STRATEGIC ASSESSMENT. Arahan Kapolri Jenderal Listyo Sigit Prabowo saat acara Apel Kasatwil 2023 di Jakarta, Rabu (1/11) lalu. Dia menyampaikan, sudah 57 orang ditangkap terkait terorisme pada beberapa waktu terakhir. Polisi harus mengantisipasi teror agar agenda pemilu dan pembangunan dapat berjalan lancar. Polisi juga mewaspadai munculnya sel-sel tidur yang terafiliasi dengan teroris.
“Beberapa waktu lalu dampak dari perang Israel Palestina tentunya juga membangkitkan sel-sel tidur yang terafiliasi dengan teroris dan mau tidak mau kita tentunya harus waspada,” ujar Sigit dalam Apel itu.

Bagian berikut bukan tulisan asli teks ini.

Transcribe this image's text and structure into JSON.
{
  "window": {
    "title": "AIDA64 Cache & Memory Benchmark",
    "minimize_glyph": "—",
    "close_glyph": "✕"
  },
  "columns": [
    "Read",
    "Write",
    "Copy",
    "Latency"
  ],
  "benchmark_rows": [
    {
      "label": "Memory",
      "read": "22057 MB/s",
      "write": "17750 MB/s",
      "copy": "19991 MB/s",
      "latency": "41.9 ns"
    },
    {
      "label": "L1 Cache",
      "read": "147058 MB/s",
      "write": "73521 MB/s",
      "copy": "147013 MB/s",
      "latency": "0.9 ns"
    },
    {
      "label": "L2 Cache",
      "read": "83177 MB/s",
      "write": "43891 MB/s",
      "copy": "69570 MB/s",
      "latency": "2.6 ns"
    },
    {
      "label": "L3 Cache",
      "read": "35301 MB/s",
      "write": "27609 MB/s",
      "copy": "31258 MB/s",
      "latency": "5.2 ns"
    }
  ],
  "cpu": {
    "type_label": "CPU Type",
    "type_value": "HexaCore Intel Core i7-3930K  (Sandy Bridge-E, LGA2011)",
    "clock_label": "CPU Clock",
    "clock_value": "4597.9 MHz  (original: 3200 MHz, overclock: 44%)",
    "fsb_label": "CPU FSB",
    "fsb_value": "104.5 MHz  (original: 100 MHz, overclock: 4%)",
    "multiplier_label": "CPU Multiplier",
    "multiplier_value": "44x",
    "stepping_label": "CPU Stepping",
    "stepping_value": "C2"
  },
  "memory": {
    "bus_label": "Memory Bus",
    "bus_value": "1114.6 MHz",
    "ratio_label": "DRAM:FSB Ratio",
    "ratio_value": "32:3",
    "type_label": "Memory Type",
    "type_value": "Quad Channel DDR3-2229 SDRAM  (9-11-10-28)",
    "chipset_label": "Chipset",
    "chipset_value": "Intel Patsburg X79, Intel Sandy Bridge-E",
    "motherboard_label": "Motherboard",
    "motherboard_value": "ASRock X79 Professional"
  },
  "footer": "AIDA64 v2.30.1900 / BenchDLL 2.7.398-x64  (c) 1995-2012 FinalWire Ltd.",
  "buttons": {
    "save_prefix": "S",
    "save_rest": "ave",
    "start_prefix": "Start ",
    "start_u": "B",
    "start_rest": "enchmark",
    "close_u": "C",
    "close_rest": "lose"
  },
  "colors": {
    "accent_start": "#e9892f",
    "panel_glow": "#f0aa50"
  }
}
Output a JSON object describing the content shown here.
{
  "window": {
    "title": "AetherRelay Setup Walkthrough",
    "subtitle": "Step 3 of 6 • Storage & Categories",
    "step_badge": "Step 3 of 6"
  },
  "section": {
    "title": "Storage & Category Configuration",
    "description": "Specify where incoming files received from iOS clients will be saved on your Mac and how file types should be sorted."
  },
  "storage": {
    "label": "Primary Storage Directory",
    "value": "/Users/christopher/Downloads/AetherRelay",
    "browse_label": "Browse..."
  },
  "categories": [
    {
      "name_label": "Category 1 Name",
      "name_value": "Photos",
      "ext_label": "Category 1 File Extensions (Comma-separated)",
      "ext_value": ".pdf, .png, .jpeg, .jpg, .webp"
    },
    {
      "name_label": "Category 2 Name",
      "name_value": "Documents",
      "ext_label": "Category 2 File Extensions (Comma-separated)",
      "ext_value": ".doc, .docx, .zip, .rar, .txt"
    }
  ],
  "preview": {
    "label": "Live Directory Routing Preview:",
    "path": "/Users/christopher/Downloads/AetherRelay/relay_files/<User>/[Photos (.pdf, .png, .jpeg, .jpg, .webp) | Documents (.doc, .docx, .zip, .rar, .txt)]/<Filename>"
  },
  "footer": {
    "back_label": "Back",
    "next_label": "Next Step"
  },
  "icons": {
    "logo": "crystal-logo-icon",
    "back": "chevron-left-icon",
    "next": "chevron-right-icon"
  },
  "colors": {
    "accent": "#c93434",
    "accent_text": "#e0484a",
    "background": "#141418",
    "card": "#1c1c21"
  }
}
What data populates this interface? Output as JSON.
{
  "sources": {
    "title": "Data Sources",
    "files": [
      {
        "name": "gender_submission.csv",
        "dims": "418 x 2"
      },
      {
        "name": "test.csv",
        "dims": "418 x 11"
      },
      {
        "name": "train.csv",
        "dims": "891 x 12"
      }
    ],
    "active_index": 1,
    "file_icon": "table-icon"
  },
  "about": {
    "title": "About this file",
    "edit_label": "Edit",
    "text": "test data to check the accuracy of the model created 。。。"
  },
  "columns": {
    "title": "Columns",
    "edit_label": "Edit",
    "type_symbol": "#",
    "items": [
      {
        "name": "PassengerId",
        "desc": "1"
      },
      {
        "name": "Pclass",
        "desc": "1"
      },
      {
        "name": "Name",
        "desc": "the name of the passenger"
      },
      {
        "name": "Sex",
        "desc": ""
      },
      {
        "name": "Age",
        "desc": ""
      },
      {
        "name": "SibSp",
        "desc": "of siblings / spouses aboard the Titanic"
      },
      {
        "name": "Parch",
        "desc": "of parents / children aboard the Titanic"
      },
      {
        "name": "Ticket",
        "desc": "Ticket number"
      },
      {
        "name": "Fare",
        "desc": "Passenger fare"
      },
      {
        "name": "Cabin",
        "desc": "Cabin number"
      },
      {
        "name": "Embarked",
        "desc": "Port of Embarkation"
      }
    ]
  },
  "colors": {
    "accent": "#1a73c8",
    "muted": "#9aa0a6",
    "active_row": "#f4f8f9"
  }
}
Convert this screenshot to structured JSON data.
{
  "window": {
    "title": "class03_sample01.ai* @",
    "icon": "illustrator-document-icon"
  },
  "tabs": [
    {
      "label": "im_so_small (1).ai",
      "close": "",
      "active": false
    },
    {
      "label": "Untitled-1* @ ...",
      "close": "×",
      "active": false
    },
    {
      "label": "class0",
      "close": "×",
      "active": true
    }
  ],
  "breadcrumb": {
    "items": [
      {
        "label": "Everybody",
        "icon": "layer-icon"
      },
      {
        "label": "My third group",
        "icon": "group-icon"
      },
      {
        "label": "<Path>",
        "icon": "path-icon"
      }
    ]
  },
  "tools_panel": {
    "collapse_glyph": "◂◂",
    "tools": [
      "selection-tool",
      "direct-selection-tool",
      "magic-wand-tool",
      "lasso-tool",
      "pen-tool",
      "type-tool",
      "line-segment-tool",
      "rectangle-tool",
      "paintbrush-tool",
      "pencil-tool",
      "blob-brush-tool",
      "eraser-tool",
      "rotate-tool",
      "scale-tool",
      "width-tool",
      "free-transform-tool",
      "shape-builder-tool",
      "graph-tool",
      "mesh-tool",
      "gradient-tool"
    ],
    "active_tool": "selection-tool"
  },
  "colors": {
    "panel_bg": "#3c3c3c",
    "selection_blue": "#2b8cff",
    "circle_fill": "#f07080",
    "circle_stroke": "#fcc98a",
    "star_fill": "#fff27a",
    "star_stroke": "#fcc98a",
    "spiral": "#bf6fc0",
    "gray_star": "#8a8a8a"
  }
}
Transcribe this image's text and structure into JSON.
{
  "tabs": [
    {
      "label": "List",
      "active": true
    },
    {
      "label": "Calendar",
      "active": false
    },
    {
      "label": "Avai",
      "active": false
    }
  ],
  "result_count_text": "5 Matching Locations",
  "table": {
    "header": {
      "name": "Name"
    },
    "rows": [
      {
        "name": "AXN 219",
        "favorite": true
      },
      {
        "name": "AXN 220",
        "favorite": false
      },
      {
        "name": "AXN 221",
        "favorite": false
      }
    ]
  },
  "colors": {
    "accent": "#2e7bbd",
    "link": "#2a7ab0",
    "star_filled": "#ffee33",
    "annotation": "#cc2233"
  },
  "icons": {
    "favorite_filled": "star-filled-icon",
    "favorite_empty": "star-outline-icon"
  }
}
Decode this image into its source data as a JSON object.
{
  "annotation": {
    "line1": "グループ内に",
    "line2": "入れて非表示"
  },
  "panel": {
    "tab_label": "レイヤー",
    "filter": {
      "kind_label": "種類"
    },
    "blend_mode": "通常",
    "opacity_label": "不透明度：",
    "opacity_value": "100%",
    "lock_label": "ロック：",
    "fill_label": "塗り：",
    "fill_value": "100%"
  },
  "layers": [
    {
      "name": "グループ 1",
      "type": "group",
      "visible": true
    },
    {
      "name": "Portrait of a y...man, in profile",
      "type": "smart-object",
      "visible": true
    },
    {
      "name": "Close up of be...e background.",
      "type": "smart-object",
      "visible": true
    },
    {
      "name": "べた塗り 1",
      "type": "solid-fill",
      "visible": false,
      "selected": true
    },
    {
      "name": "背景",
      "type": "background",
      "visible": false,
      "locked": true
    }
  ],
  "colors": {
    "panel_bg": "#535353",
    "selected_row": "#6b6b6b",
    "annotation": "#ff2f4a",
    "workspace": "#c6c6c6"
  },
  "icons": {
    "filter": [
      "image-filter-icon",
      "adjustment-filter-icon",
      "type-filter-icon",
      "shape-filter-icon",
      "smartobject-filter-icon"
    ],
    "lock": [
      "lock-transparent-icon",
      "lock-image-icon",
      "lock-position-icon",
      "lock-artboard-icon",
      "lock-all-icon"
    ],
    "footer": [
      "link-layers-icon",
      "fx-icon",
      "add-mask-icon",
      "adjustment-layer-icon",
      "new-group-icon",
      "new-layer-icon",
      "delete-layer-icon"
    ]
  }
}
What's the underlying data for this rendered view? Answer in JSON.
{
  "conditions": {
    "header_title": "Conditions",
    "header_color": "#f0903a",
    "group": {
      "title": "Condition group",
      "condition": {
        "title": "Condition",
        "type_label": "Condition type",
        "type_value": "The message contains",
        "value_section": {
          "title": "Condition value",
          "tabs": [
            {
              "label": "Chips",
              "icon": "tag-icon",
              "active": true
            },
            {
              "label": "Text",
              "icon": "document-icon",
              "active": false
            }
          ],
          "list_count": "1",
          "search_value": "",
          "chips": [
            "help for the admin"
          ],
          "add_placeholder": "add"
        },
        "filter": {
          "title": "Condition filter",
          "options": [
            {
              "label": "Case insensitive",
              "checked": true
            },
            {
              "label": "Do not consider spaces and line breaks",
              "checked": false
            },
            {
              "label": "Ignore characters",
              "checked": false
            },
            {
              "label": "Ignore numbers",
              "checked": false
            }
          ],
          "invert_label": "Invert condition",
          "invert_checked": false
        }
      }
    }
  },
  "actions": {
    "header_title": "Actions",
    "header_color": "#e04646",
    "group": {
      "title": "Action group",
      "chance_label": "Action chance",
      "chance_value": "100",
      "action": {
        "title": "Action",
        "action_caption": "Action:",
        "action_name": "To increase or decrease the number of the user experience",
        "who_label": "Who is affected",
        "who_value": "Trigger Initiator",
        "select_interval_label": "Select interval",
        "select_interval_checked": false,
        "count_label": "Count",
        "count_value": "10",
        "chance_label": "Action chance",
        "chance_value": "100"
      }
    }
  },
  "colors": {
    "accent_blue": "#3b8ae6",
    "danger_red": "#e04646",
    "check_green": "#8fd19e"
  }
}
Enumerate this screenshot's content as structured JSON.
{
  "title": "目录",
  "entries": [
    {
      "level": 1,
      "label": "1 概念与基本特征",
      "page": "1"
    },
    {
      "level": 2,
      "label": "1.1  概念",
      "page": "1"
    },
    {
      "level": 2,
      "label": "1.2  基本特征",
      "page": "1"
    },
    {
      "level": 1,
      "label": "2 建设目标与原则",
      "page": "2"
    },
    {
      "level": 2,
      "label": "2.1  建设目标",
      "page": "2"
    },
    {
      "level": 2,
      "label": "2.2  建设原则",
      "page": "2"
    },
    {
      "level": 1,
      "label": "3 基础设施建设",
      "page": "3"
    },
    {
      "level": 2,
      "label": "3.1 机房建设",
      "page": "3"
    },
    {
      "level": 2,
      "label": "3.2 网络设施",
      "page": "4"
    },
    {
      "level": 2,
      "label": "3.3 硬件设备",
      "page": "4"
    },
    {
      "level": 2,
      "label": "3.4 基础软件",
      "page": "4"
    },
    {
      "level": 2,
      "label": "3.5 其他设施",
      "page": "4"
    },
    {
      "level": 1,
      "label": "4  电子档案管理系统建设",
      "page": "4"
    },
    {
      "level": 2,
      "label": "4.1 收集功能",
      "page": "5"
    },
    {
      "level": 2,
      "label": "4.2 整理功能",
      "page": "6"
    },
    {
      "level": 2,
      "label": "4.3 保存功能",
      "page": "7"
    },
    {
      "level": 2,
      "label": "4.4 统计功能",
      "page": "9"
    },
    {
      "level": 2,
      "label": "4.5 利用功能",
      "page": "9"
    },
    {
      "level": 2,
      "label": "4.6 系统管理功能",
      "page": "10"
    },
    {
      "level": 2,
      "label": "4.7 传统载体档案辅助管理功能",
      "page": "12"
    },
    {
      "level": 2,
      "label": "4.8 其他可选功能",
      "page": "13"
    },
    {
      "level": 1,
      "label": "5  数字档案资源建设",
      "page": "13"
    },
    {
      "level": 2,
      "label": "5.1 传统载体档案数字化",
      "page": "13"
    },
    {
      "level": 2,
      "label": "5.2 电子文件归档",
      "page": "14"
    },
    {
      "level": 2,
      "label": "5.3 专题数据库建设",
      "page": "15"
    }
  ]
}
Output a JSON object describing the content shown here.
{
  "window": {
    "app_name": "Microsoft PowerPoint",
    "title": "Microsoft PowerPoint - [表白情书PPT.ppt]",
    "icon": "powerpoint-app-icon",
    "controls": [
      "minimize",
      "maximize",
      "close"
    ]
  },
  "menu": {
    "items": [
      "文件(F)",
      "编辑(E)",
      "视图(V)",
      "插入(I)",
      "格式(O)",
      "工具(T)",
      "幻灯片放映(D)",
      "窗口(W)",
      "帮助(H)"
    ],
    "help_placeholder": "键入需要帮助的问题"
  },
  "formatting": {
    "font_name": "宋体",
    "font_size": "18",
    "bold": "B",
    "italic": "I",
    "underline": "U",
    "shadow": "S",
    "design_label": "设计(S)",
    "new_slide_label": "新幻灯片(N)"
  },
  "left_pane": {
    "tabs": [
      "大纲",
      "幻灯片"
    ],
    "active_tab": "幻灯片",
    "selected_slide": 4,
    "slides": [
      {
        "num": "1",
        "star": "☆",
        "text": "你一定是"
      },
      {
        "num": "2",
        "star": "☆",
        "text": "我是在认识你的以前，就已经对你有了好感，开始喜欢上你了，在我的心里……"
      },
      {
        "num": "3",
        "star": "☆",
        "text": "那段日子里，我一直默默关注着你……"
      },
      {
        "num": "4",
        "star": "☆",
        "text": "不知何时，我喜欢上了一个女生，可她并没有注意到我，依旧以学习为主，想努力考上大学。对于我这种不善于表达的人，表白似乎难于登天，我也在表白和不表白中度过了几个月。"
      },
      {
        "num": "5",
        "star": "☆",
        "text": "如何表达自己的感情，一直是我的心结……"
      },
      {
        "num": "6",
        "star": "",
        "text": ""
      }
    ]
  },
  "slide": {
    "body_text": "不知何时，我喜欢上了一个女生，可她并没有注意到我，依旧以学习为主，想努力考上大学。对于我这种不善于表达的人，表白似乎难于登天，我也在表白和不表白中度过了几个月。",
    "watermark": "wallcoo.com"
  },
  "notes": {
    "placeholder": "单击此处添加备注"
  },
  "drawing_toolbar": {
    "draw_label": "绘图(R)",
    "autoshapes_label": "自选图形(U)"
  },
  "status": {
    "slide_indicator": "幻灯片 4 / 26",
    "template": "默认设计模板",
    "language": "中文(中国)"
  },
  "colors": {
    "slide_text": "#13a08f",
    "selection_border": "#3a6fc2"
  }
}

Rieke Diah Pitaloka yang merupakan anggota DPR Fraksi PDIP mengkritik Jenderal Sigit. Dia mengatakan kemerdekaan ialah hak segala bangsa dan Palestina berhak memperjuangkan kemerdekaan dari penjajahan Israel. Rieke tidak sependapat bahwa tragedi kemanusiaan di Jalur Gaza saat ini dianggap berpotensi membangunkan sel tidur terorisme.
“Mohon dengan segala hormat, hentikan menilai tragedi kemanusiaan Gaza berpotensi membangunkan sel terorisme,” kata Rieke, dilansir Antara, Kamis (2/11).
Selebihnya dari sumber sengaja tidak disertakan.